The warnings come as Donald Trump moves to pull at least 5,000 US troops from Germany — possibly more — to punish Chancellor Friedrich Merz, and as the US missile battalion Joe Biden had promised for this year, intended to keep Russia's Iskanders in check with American Tomahawk cruise missiles, looks unlikely to arrive. Berlin no longer expects Trump to honour the pledge, in part because the United States is "firing everything its depots will give" in Iran. Russia has for years been deploying Iskanders and other long-range weapons in Kaliningrad and along the Polish-Belarusian border; depending on type and load, they can reach Berlin and beyond. The fully loaded Iskander-M is estimated at roughly 500 km range — enough to put Warsaw in acute danger, possibly Berlin too.
Hodges called Trump's withdrawal announcements damaging "above all because they create the impression that America is no longer committed to the defence of Europe," undermining deterrence. He stressed that US interests in Europe do not depend on the sitting president: most American aircraft heading to Iran must transit through European bases because, as Ryan put it, "you can't simply fly from the American east coast to the Middle East. You have to refuel, and the sweet spot for that is Germany." Hodges called Ramstein "probably the most important American installation in Europe" — the centre of a complex that also houses the largest US military hospital outside the United States and NATO Allied Air Command.
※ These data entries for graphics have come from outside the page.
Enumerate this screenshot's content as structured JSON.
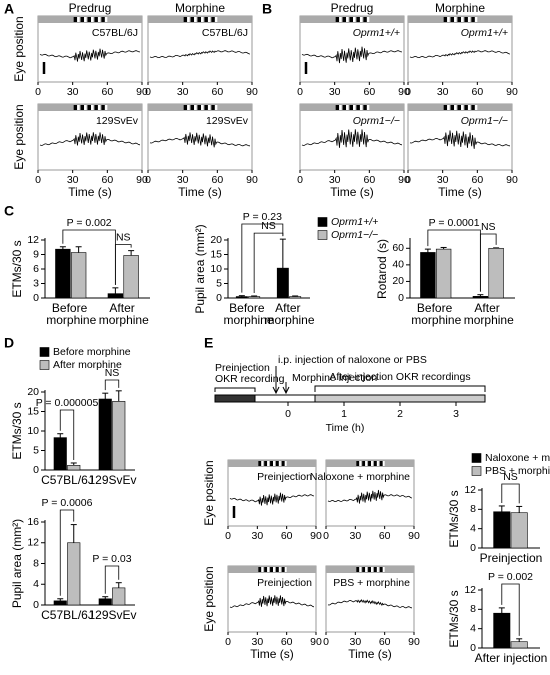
{
  "panels": [
    "A",
    "B",
    "C",
    "D",
    "E"
  ],
  "traces": [
    {
      "headers": [
        "Predrug",
        "Morphine"
      ],
      "labels": [
        "C57BL/6J",
        "C57BL/6J",
        "129SvEv",
        "129SvEv"
      ],
      "ylabel": "Eye position",
      "xlabel": "Time (s)",
      "xlim": [
        0,
        90
      ],
      "xticks": [
        0,
        30,
        60,
        90
      ]
    },
    {
      "headers": [
        "Predrug",
        "Morphine"
      ],
      "labels": [
        "Oprm1+/+",
        "Oprm1+/+",
        "Oprm1−/−",
        "Oprm1−/−"
      ],
      "xlabel": "Time (s)",
      "xlim": [
        0,
        90
      ],
      "xticks": [
        0,
        30,
        60,
        90
      ]
    },
    {
      "labels": [
        "Preinjection",
        "Naloxone + morphine",
        "Preinjection",
        "PBS + morphine"
      ],
      "ylabel": "Eye position",
      "xlabel": "Time (s)",
      "xlim": [
        0,
        90
      ],
      "xticks": [
        0,
        30,
        60,
        90
      ]
    }
  ],
  "timeline": {
    "annotations": [
      "i.p. injection of naloxone or PBS",
      "Morphine injection",
      "Preinjection OKR recording",
      "After injection OKR recordings"
    ],
    "xlabel": "Time (h)",
    "xticks": [
      0,
      1,
      2,
      3
    ]
  },
  "chart_data": [
    {
      "type": "bar",
      "ylabel": "ETMs/30 s",
      "categories": [
        "Before morphine",
        "After morphine"
      ],
      "ylim": [
        0,
        12
      ],
      "yticks": [
        0,
        3,
        6,
        9,
        12
      ],
      "series": [
        {
          "color": "#000000",
          "values": [
            10.1,
            0.9
          ],
          "errors": [
            0.5,
            1.2
          ]
        },
        {
          "color": "#bdbdbd",
          "values": [
            9.4,
            8.8
          ],
          "errors": [
            1.2,
            1.0
          ]
        }
      ],
      "annotations": [
        "P = 0.002",
        "NS"
      ]
    },
    {
      "type": "bar",
      "ylabel": "Pupil area (mm²)",
      "categories": [
        "Before morphine",
        "After morphine"
      ],
      "ylim": [
        0,
        20
      ],
      "yticks": [
        0,
        5,
        10,
        15,
        20
      ],
      "legend": "top-right",
      "series": [
        {
          "name": "Oprm1+/+",
          "color": "#000000",
          "values": [
            0.5,
            10.3
          ],
          "errors": [
            0.3,
            10
          ]
        },
        {
          "name": "Oprm1−/−",
          "color": "#bdbdbd",
          "values": [
            0.5,
            0.5
          ],
          "errors": [
            0.2,
            0.2
          ]
        }
      ],
      "annotations": [
        "P = 0.23",
        "NS"
      ]
    },
    {
      "type": "bar",
      "ylabel": "Rotarod (s)",
      "categories": [
        "Before morphine",
        "After morphine"
      ],
      "ylim": [
        0,
        70
      ],
      "yticks": [
        0,
        20,
        40,
        60
      ],
      "series": [
        {
          "color": "#000000",
          "values": [
            55,
            2
          ],
          "errors": [
            4,
            2
          ]
        },
        {
          "color": "#bdbdbd",
          "values": [
            59,
            60
          ],
          "errors": [
            2,
            0.5
          ]
        }
      ],
      "annotations": [
        "P = 0.0001",
        "NS"
      ]
    },
    {
      "type": "bar",
      "ylabel": "ETMs/30 s",
      "categories": [
        "C57BL/6J",
        "129SvEv"
      ],
      "ylim": [
        0,
        20
      ],
      "yticks": [
        0,
        5,
        10,
        15,
        20
      ],
      "legend": "top-left",
      "series": [
        {
          "name": "Before morphine",
          "color": "#000000",
          "values": [
            8.3,
            18.2
          ],
          "errors": [
            1.0,
            1.5
          ]
        },
        {
          "name": "After morphine",
          "color": "#bdbdbd",
          "values": [
            1.2,
            17.6
          ],
          "errors": [
            0.6,
            2.7
          ]
        }
      ],
      "annotations": [
        "P = 0.000005",
        "NS"
      ]
    },
    {
      "type": "bar",
      "ylabel": "Pupil area (mm²)",
      "categories": [
        "C57BL/6J",
        "129SvEv"
      ],
      "ylim": [
        0,
        16
      ],
      "yticks": [
        0,
        4,
        8,
        12,
        16
      ],
      "series": [
        {
          "color": "#000000",
          "values": [
            0.8,
            1.2
          ],
          "errors": [
            0.4,
            0.4
          ]
        },
        {
          "color": "#bdbdbd",
          "values": [
            12,
            3.3
          ],
          "errors": [
            3.5,
            1.0
          ]
        }
      ],
      "annotations": [
        "P = 0.0006",
        "P = 0.03"
      ]
    },
    {
      "type": "bar",
      "ylabel": "ETMs/30 s",
      "categories": [
        "Preinjection"
      ],
      "ylim": [
        0,
        12
      ],
      "yticks": [
        0,
        4,
        8,
        12
      ],
      "legend": "top-left",
      "series": [
        {
          "name": "Naloxone + morphine",
          "color": "#000000",
          "values": [
            7.5
          ],
          "errors": [
            1.2
          ]
        },
        {
          "name": "PBS + morphine",
          "color": "#bdbdbd",
          "values": [
            7.3
          ],
          "errors": [
            1.3
          ]
        }
      ],
      "annotations": [
        "NS"
      ]
    },
    {
      "type": "bar",
      "ylabel": "ETMs/30 s",
      "categories": [
        "After injection"
      ],
      "ylim": [
        0,
        12
      ],
      "yticks": [
        0,
        4,
        8,
        12
      ],
      "series": [
        {
          "color": "#000000",
          "values": [
            7.2
          ],
          "errors": [
            1.1
          ]
        },
        {
          "color": "#bdbdbd",
          "values": [
            1.3
          ],
          "errors": [
            0.6
          ]
        }
      ],
      "annotations": [
        "P = 0.002"
      ]
    }
  ]
}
By a 2013 RAND Corporation calculation, the US saves close to €1 billion a year by paying neither rent nor taxes for Ramstein and roughly 40 other major installations in Germany. Replicating that infrastructure elsewhere, Hodges said, would cost decades and billions of dollars: "President Trump is doing this to punish the chancellor, but in truth he is damaging America."
The German government has set out its response: modernise the Taurus cruise missile and push the Taurus Neo successor, buy Tomahawks if the Americans will not field them, work with Ukraine on cheaper alternatives, and accelerate the European long-range programme ELSA. A defence ministry spokesman said on Monday the work is "on a very, very good path," while conceding it will "naturally take some time." The Information Warfare Initiative, a German-American expert group, has proposed standing up four battalions with 1,200 missiles by spring 2027 through accelerated cooperation between Germany and several other European NATO states, building on Taurus, with overall cost set at €15-19 billion by 2030. The plan would require the Bundestag to declare the Article 80a Grundgesetz "Spannungsfall" — a step backed by CDU defence specialist Roderich Kiesewetter but requiring a two-thirds majority that is not in sight. One of the plan's authors, Axel Ludwig Jacob, believes escalating Russian provocations in the coming months could generate the public pressure needed.
Von Sandrart placed the European choice in a global frame. If Russia attacked, China might simultaneously move on Taiwan: "We will have the simultaneity and equivalence of several conflict and crisis zones — deliberately produced to split our forces." In that case, "almost automatically the Americans will have to take care of the Pacific and the Europeans of Europe." Europe would have to manage with "less America" and build "complementary capabilities" to share the global load.
"If you think it is expensive to prevent a war by deterrence," Bagwell said, "try fighting one."